Inhibitory circuits for visual processing in thalamus

Xin Wang 1, Friedrich T Sommer 2, Judith A Hirsch 3
PMCID: PMC3767471  NIHMSID: NIHMS305148  PMID: 21752634

Abstract

Synapses made by local interneurons dominate the intrinsic circuitry of the mammalian visual thalamus and influence all signals traveling from the eye to cortex. Here we draw on physiological and computational analyses of receptive fields in the cat's lateral geniculate nucleus to describe how inhibition helps to enhance selectivity for stimulus features in space and time and to improve the efficiency of the neural code. Further, we explore specialized synaptic attributes of relay cells and interneurons and discuss how these might be adapted to preserve the temporal precision of retinal spike trains and thereby maximize the rate of information transmitted downstream.

Introduction

Spikes travelling from retina to the thalamus excite both relay cells, which project to cortex, and local inhibitory interneurons at the same time.
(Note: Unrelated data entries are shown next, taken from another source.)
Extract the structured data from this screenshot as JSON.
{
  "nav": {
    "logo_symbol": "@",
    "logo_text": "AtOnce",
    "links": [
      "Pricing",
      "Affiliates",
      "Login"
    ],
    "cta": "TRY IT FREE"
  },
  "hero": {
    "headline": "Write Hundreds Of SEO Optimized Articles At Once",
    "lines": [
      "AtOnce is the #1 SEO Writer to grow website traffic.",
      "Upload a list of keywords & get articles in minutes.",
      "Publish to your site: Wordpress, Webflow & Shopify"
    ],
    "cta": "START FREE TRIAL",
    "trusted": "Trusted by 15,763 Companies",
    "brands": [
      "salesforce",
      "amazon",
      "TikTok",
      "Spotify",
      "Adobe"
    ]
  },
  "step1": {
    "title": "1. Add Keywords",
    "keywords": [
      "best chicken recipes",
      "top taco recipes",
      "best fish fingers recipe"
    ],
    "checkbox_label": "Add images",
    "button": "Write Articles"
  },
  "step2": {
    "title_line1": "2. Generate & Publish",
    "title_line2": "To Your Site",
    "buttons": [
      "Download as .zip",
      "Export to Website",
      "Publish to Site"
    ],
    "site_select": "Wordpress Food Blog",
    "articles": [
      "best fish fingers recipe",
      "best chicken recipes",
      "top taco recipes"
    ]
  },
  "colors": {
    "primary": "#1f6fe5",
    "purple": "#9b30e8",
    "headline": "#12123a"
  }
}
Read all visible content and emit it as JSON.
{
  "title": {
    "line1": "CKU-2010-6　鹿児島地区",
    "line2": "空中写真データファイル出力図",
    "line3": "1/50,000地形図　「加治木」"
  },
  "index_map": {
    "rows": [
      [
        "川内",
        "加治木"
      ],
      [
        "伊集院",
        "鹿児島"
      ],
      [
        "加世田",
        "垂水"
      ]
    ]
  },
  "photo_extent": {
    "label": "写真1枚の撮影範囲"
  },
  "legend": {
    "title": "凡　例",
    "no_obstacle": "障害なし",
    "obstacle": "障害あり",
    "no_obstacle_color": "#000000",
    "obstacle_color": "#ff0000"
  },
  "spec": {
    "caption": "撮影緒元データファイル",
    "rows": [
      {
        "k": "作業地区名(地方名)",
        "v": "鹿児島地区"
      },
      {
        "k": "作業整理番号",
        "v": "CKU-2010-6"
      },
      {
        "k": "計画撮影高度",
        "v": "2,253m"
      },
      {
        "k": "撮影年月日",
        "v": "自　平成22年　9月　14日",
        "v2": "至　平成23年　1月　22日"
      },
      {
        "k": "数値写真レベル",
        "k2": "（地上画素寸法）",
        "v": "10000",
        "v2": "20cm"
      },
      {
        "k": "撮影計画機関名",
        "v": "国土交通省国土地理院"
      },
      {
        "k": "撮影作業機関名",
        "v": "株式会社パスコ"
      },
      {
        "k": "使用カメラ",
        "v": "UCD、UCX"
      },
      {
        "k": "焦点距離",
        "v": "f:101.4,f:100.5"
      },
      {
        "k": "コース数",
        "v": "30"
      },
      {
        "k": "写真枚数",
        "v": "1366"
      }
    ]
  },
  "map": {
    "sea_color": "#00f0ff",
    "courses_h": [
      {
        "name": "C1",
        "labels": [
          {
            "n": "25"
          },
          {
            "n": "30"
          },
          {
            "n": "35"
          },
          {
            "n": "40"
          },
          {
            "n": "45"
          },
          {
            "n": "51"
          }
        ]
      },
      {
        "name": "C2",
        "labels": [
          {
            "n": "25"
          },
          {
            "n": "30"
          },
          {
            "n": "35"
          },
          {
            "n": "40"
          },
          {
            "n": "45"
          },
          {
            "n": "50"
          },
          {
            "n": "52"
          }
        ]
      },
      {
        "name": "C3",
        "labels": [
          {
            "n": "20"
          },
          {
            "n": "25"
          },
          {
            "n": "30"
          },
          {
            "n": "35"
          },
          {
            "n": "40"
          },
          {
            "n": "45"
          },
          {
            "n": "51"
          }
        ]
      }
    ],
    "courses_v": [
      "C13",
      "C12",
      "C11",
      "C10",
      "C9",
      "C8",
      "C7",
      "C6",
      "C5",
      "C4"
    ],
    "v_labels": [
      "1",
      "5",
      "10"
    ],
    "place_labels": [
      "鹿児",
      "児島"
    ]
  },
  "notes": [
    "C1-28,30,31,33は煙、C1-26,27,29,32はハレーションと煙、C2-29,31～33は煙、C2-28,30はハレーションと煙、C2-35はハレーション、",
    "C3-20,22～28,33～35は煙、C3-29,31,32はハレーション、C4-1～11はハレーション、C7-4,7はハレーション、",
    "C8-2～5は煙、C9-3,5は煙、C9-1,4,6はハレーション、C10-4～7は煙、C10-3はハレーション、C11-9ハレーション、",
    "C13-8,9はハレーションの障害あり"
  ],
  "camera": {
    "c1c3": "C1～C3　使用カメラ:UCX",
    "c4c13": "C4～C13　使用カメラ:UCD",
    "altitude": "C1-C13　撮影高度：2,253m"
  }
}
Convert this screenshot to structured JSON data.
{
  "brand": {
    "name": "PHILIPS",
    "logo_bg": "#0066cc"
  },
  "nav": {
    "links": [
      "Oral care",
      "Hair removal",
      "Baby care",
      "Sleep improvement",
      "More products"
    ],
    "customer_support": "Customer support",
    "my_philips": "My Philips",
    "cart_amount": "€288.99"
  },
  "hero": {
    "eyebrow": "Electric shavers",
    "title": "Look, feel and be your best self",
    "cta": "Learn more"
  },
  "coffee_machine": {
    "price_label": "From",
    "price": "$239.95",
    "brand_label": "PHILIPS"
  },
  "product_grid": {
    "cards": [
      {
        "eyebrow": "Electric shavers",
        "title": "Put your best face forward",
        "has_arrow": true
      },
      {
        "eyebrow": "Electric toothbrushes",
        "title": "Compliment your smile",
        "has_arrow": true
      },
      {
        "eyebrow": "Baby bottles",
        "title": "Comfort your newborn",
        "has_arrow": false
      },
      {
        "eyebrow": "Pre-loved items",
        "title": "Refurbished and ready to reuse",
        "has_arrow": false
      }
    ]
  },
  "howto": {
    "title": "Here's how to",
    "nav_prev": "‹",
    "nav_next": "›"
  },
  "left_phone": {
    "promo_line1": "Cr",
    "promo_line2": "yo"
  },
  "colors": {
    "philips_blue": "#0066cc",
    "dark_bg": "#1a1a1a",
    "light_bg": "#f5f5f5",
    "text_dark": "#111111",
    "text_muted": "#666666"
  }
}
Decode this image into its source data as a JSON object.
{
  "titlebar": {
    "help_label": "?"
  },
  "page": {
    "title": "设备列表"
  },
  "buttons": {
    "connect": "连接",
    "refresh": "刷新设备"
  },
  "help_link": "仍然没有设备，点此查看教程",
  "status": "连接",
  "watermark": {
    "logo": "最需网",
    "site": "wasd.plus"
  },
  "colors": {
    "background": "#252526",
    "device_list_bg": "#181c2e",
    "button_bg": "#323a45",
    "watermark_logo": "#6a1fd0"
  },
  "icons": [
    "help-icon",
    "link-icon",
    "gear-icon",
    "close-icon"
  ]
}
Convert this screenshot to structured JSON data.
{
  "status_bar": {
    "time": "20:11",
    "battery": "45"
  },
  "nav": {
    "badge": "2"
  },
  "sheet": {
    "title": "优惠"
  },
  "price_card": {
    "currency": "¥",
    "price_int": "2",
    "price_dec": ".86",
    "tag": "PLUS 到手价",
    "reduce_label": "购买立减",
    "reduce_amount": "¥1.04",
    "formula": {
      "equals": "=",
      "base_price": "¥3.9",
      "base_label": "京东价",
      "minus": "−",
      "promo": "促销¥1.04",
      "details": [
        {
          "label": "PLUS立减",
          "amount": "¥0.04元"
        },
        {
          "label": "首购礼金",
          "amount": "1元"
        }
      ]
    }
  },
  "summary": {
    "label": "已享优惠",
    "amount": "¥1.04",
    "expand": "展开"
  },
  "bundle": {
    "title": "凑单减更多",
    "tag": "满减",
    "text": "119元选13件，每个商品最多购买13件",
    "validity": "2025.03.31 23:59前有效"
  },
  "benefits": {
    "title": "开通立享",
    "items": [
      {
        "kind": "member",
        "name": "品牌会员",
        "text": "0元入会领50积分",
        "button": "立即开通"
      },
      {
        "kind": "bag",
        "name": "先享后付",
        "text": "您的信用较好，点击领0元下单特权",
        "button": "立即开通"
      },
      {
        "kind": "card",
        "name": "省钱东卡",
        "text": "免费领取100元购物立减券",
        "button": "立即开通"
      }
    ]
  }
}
Even though relay cells in the lateral geniculate nucleus outnumber interneurons three to one [1], they are only sparsely interconnected [2*]. By contrast, interneurons densely innervate relay cells and each other [3-7]. Further, relay cells send collaterals to the overlying thalamic reticular nucleus, a sheet of inhibitory cells that project to the geniculate in return [2*,8-10]. Hence all retinal information transmitted to cortex is influenced by a feedforward and a feedback inhibitory pathway [11]. Here we focus on the role of thalamic inhibition in different aspects of visual processing as well as the structure and synaptic physiology of local inhibitory circuits. For accounts of thalamic inhibition in sleep see [12] and in development [13,14].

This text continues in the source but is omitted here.